Software Audio Programs

This is an attempt by me to bring some clarity in using audio software under Linux and Ubuntu and Debian distro’s in particular. It has been commented that Linux offers only basic audio programs in terms of application, manipulation and conversion this, is to put it simply not true. However the methods by which we install these programs via the native package manager does not guarantee successful audio function.

Advanced Audio Programs

Often advanced audio programs (unlike stand alone applications such as mplayer, xine vlc) are used in conjunction with other software audio programs, this presents somewhat of a problem in that any program using ALSA (Advanced Linux Sound Architecture), OSS (Open Sound System), PulseAudio and perhaps others will tend to exclusively capture the audio device. Once captured other programs cannot use the same driver already in use by another application.

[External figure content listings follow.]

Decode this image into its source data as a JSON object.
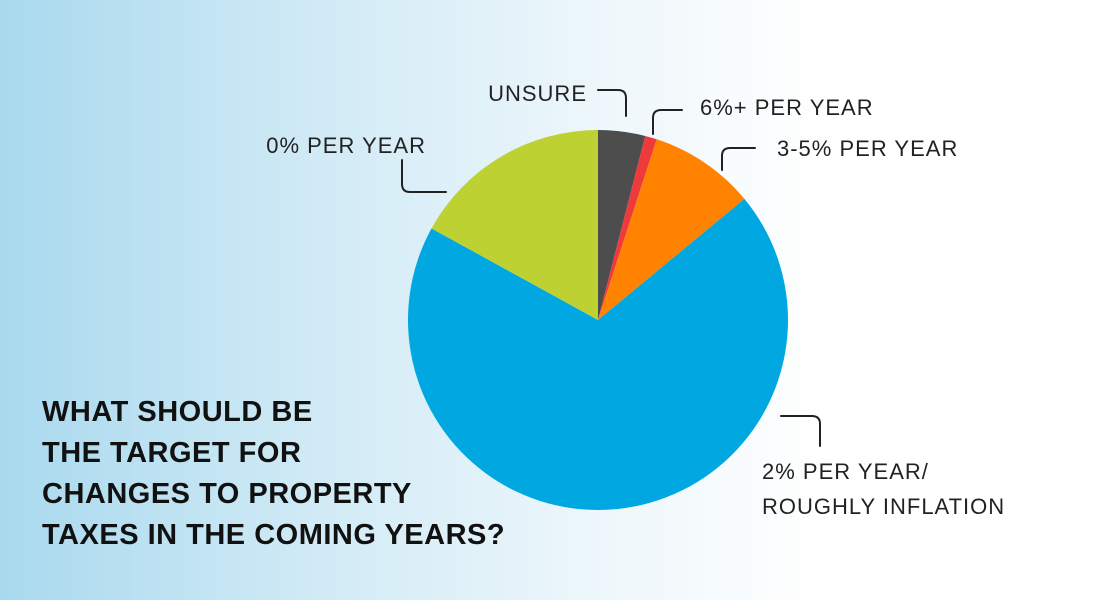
{
  "chart_data": {
    "type": "pie",
    "title_lines": [
      "WHAT SHOULD BE",
      "THE TARGET FOR",
      "CHANGES TO PROPERTY",
      "TAXES IN THE COMING YEARS?"
    ],
    "slices": [
      {
        "label": "UNSURE",
        "value": 4,
        "color": "#4d4d4d"
      },
      {
        "label": "6%+ PER YEAR",
        "value": 1,
        "color": "#ee3a3a"
      },
      {
        "label": "3-5% PER YEAR",
        "value": 9,
        "color": "#ff8200"
      },
      {
        "label": "2% PER YEAR/ ROUGHLY INFLATION",
        "value": 69,
        "color": "#00a7e1"
      },
      {
        "label": "0% PER YEAR",
        "value": 17,
        "color": "#bdd133"
      }
    ]
  }
}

You can test this theory yourself by running two or more programs that use audio as an output. As an example start the application “jackctl” and “mplayer”. If you have started jackctl first then this would have attached itself to use the audio driver, any other application that does not use a jack plugin would find it hard if not impossible to utilise the sound driver because it is already in use.

Assuming your audio is working you should be able to display the Volume Control Preferences similar to this image below this will confirm the driver you system is currently using. If your system is not using ALSA there may be a good reason why it doesn’t however ALSA is generally accepted as being the de-facto standard on most Linux Systems.

As a general rule if audio does not work with one distro try another, the newer the distro, the better the chance you have to find a functioning audio driver that works with your system. It should be noted that Linux on a Laptop can be sometimes be difficult not to install but to function, this is due to the fact that the technology incorporated often moves more rapidly for Laptops than Desktop PC’s.

Generally all the applications in this audio section will be using “Jackctl” that is to say that although some of these applications can be used without “jackctl” we will be using them in conjunction with this program for reason that should be obvious later.